Bizarrely, though, it’s quieter than usual. It’s still busy. But for the two and a half hours we’re here, folks are almost looking over their shoulders for the rush to begin. Not that it’s a problem for the eight of us, squeezing round two little tables. We line up silk-smooth pints of Sheffield Porter, as dark as the gathering night. We line up work-themed songs on the jukebox (‘Step Into My Office, Baby’ giving way to ‘Matthew and Son’). And I’m riotously entertained by the man who is mercilessly spattered by an explosive tap in the toilet and explains: “That bastard gets me every time!”

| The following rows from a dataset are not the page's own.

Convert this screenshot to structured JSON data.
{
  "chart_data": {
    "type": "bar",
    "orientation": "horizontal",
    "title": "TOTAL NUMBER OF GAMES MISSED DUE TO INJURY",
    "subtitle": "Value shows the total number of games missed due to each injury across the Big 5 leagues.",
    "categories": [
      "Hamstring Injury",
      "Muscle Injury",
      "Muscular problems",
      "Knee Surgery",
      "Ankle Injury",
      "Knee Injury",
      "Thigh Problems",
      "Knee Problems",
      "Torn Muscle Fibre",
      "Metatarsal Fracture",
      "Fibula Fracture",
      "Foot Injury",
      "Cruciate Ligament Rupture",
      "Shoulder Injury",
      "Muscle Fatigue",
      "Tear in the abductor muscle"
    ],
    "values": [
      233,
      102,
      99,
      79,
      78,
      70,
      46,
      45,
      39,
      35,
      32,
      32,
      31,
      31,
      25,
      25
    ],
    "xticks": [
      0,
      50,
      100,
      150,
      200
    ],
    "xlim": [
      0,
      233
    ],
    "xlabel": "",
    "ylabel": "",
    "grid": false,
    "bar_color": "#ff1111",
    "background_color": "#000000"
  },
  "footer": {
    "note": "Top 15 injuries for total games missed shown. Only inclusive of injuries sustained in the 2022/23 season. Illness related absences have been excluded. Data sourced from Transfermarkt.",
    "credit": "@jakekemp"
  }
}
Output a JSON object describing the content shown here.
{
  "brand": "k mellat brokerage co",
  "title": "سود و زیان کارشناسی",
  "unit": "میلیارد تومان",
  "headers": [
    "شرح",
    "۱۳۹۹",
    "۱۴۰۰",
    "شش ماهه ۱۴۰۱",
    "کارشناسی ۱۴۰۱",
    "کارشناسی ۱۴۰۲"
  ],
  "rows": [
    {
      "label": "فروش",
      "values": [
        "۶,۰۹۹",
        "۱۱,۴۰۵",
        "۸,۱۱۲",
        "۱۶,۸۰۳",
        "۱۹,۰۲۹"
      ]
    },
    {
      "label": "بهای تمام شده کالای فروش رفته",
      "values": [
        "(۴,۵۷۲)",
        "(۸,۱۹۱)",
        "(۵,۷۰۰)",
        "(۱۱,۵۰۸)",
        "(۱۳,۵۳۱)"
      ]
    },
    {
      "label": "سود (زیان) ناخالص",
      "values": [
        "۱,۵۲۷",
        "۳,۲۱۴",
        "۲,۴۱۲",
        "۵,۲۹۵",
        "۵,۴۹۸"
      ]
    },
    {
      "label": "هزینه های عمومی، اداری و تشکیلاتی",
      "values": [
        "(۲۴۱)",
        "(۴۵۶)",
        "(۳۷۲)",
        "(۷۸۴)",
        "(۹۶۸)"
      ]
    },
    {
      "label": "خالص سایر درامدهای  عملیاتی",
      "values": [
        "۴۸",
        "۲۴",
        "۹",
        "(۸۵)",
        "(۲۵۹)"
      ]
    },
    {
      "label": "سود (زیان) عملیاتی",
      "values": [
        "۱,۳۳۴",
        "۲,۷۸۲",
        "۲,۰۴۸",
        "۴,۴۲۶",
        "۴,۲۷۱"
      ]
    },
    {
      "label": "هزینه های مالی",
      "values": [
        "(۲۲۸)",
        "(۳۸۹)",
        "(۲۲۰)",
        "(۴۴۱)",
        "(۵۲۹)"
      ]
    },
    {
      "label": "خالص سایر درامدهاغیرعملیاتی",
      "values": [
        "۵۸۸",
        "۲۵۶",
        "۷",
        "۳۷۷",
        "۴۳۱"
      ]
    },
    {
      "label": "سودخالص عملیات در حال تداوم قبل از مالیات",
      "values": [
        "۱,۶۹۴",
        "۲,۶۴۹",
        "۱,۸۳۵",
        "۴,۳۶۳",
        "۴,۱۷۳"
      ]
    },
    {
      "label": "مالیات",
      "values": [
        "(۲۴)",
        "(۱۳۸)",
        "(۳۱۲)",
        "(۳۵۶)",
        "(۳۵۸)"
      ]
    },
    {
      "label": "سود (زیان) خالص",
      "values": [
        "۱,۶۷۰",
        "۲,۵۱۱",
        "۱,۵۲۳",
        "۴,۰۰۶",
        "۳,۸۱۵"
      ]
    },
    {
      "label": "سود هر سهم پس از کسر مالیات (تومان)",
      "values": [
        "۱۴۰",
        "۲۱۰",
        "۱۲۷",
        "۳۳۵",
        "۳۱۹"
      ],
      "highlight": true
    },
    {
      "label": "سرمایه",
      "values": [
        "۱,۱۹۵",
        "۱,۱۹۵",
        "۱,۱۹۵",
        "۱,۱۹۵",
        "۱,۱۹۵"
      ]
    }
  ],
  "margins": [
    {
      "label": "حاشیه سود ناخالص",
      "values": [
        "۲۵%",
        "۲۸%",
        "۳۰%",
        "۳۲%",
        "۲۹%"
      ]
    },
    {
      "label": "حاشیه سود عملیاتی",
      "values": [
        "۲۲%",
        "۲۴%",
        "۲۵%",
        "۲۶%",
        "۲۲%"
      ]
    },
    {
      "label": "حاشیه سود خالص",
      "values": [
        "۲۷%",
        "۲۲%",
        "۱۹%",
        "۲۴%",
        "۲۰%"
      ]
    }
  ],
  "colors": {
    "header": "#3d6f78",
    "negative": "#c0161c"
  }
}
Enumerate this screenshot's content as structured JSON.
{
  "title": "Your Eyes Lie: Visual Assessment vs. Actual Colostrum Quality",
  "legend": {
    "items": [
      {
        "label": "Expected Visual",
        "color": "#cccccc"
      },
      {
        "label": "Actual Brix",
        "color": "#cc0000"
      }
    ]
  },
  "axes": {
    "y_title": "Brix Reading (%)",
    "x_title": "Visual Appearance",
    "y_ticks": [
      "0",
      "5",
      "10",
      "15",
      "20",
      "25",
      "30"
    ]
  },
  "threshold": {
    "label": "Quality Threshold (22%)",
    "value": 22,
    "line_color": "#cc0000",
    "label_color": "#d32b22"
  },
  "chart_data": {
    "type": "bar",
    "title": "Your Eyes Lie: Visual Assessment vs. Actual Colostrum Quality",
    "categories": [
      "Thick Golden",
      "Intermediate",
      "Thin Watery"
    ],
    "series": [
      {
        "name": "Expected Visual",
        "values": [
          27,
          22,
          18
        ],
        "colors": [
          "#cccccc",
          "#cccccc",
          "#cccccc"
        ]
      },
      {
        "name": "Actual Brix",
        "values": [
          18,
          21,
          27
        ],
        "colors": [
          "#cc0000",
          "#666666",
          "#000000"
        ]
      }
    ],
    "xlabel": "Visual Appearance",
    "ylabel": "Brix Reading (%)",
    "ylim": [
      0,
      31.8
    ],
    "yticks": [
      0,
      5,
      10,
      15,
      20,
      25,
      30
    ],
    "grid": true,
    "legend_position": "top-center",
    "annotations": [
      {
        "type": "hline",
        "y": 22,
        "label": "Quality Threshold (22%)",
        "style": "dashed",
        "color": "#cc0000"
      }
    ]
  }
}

Over to Walkley, then (where we’ve never previously done the Pretend Work Christmas Do), and the Freedom House, where we seem to rattle around – a bit incongruously, but glad for some of the better pints of Abbeydale’s Moonshine that you’ll find in its home city. The Blake Hotel (pictured above and below) is where everyone seems to be, still crammed with gabbling life a month or so after its long-awaited reopening. Just what is it that can be so popular about this attractively decorated pub with friendly staff and fabulously conditioned cask ales at remarkably low prices?
It’s a similar squeeze on Saturday afternoon at the Fat Cat, where some friends, my son and I converge for lunch. Lunch at the Fat Cat means some of the best and cheapest pub food anywhere in the city, and it seems to be getting too good a reputation for any sort of comfort. Sunday evening at the Gardeners Rest is a delight, with a Christmas quiz, festive hats and all the trimmings. But it’s Friday that’ll stay with me this week. This has not been the easiest of years, and after a stumble up the steep, icy streets to Commonside for an assortment of jalfrezis and madrases and vindaloos, it wasn’t just the curry creating a warm glow: it was the company of people who care. I suppose friends and love still exist in countries where they don’t have pubs, but pubs seem to complete a sort of holy trinity, without which hard times would be harder still.